Striving (1995)

by Charles Searles (1937 - 2004)

Photo Caption: Photo Maxine Mendoza © 2008 for the Association for Public Art
  • Title

    Striving

  • Artist

    Charles Searles (1937 - 2004)

  • Year

    1995

  • Location

    First District Plaza, 3801 Market Street

  • Medium

    Bronze, on concrete and brick base

  • Dimensions

    Height 11′, width 6′; depth 2’8″

  • Themes

    Black and African American Themes and Artists

Commissioned by the Philadelphia Redevelopment Authority

Owned by the First Episcopal District, African Methodist Episcopal Church

At A Glance

  • Dedicated to Richard Allen, a slave who purchased his freedom and become a prominent citizen in Philadelphia

  • One of artist Charles Searles’ first public artworks in bronze

  • Striving was described as “symbolic of African American peoples’ long and continued journey forward toward a better and higher level of existence and achievement in the United States.”

Striving is one of Searles’ first public artworks in bronze, a departure from the boldly painted wood sculptures that he is known for.

Standing at 11 feet tall in front of First District Plaza, the abstract bronze Striving was described by the artist, Charles Searles, as “symbolic of African American peoples’ long and continued journey forward toward a better and higher level of existence and achievement in the United States.” The sculpture was dedicated to the spirit of the African Methodist Episcopal Church’s founder, Richard Allen, a slave who purchased his freedom and become a prominent citizen in Philadelphia.
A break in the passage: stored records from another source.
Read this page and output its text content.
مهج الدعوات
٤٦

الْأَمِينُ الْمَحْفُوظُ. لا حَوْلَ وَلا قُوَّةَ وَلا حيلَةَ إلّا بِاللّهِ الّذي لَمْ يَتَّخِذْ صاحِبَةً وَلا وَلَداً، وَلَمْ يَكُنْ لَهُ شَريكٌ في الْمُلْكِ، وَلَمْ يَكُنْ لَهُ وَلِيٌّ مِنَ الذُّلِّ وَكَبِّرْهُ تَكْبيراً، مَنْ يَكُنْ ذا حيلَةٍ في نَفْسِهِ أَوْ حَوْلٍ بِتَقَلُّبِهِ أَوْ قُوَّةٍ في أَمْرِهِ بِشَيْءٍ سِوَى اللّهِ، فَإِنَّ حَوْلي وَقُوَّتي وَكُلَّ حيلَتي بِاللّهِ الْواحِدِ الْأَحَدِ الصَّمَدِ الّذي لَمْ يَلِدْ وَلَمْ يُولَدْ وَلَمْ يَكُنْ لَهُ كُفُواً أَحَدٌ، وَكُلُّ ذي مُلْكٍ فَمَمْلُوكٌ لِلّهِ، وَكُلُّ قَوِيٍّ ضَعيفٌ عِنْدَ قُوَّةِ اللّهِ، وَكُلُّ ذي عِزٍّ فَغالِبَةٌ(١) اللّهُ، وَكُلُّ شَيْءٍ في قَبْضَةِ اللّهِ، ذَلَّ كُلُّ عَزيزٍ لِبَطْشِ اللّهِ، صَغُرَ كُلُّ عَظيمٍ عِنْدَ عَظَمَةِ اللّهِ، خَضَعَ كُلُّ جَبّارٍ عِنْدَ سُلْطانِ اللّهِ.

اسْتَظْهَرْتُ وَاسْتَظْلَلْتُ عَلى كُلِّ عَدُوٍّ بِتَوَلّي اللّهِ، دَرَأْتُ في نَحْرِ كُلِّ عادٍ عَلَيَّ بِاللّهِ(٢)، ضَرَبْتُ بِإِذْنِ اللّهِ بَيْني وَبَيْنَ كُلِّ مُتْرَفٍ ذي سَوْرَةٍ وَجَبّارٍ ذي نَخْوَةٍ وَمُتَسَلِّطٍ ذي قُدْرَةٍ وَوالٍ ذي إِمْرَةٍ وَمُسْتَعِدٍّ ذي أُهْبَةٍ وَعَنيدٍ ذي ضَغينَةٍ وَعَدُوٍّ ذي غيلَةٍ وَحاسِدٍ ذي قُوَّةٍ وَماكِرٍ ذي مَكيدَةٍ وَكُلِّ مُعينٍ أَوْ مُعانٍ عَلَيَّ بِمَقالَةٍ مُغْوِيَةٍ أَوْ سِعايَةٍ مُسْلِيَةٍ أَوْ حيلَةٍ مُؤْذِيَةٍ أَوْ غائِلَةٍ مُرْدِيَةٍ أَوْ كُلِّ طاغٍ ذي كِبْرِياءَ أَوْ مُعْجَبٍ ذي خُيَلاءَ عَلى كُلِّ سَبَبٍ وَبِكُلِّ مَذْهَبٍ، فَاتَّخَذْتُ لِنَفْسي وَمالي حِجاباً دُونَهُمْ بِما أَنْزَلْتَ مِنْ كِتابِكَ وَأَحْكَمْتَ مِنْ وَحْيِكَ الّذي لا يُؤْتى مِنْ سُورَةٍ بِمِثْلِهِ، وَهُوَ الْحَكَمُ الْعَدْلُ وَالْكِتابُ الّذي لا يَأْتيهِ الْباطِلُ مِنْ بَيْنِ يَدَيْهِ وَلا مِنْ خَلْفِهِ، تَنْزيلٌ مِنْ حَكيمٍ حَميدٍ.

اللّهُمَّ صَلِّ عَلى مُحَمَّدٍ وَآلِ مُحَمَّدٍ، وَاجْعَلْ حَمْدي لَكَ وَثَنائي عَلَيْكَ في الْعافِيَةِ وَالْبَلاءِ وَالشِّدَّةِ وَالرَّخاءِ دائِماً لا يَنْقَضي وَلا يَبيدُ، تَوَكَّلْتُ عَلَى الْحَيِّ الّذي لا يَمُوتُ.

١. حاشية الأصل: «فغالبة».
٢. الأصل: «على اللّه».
Striving was commissioned by the African Methodist Episcopal Church, owner and developer of First District Plaza, through the Redevelopment Authority’s Percent for Art program.

A Philadelphia Native, Searles grew up in the neighborhood adjacent to First District Plaza. He attended the University of Pennsylvania and the Pennsylvania Academy of the Fine Arts, and taught at the University of the Arts. Striving is one of Searles’ first public artworks in bronze, a departure from the boldly painted wood sculptures that he is known for.